福岡市では昭和52年の地下鉄空港線の建設工事から、縄文時代の土器や石器が発見され、その後も中国製の陶磁器などが次々に出土している。
これまでの調査から、JR博多駅の北西エリア一帯(東は御笠川、西は那珂川に挟まれた範囲)を「博多遺跡群」とし、「掘れば確実に何かが出る地域」とされ、建て替えを計画するも発掘調査に掛かる費用や期間で諦めたケースも数多くあった。
また、令和6年2月に旧冷泉小学校跡地で博多遺跡群の一部と考えられる「石積遺構」が発見され、これは博多が中世の国際貿易都市として栄えていた事を示す学術的な価値が認められ、「博多遺跡」という名称で国の史跡に指定されている。
元気都市福岡では、天神ビックバンや博多コネクティッドで次々に大型ビルの建設ラッシュが始まっているが、周辺地域でもホテルやビジネスビルの建設も増加している。

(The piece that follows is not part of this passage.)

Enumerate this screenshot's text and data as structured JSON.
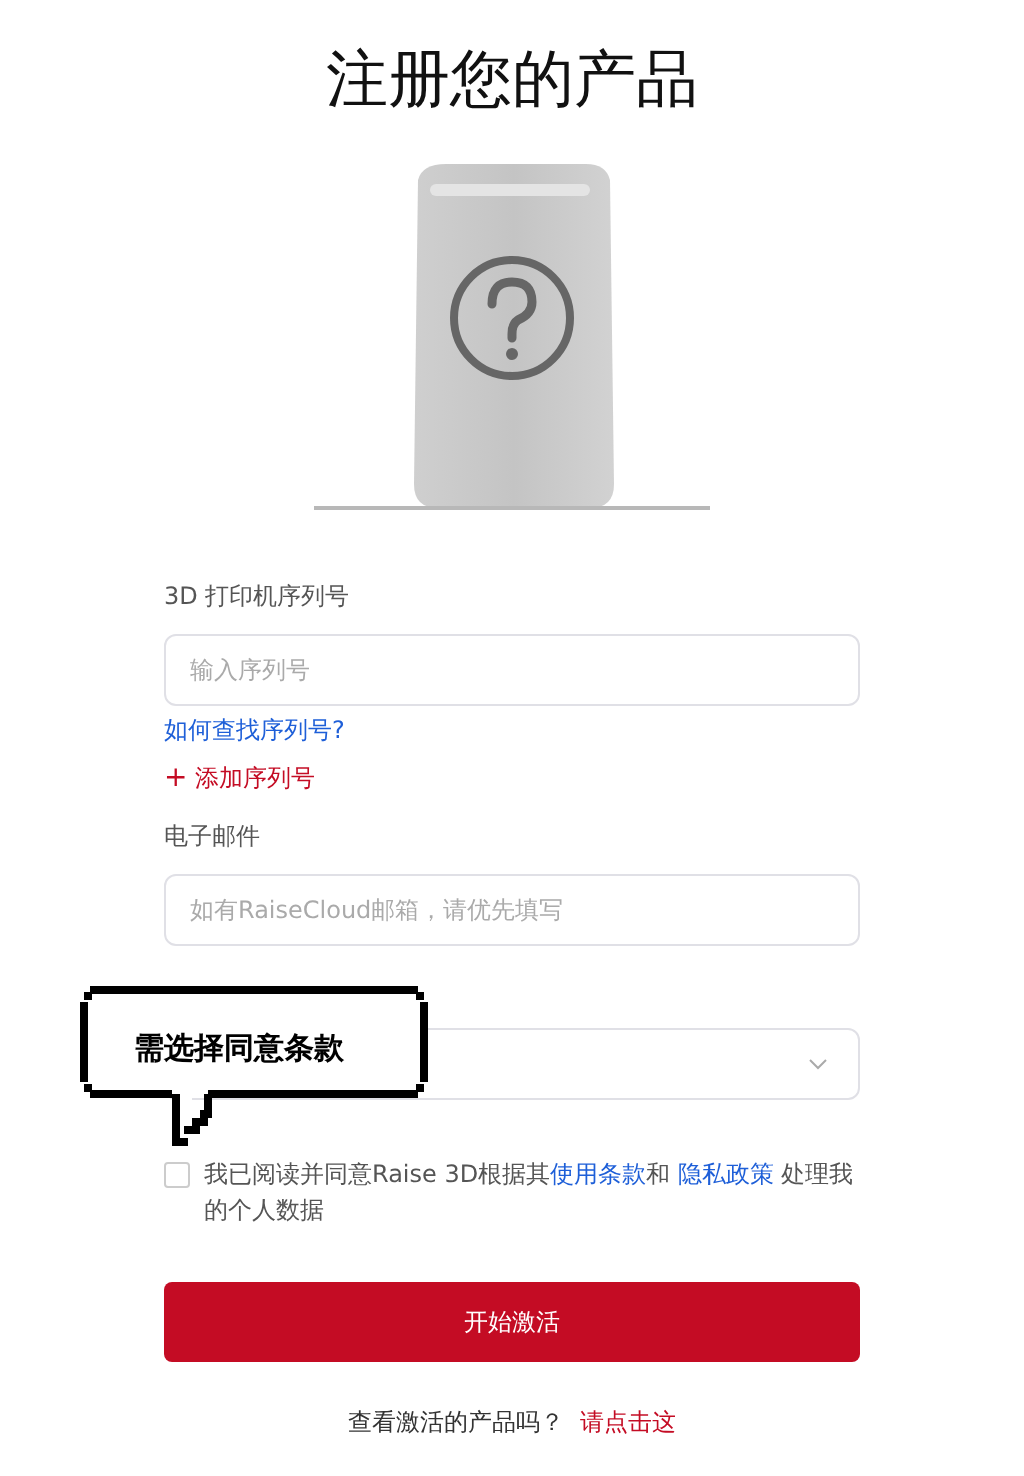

しかしながら既存の建物を壊した段階で、特に博多区の冷泉地区周辺では文化財が出土することが多い。
試掘調査の結果、埋蔵文化財が確認されれば、文化財保護法第93条に基づき工事の届け出を提出した事業者が、作業員の人件費や消耗品費、重機代などを負担しなければいけない。
発掘調査は2~3ヶ月、場合によっては1年以上に及び、1㎡あたり約9万円の費用が必要とのこと。
しかし、福岡市の現状では調査員の確保が難しく最低でも1年以上に亘り工事を進めることが出来ない状況にあるようだ。
民間でも発掘調査をする業者はあるが、その費用は2倍、最近では人件費の高騰で3倍程度が掛かる模様。
1年間工事がストップし、発掘調査費用や金利を計算すると、かなりの高額になり頭を抱えている事業主も出ており、福岡市も何らかの救済措置を考えるべきだろう。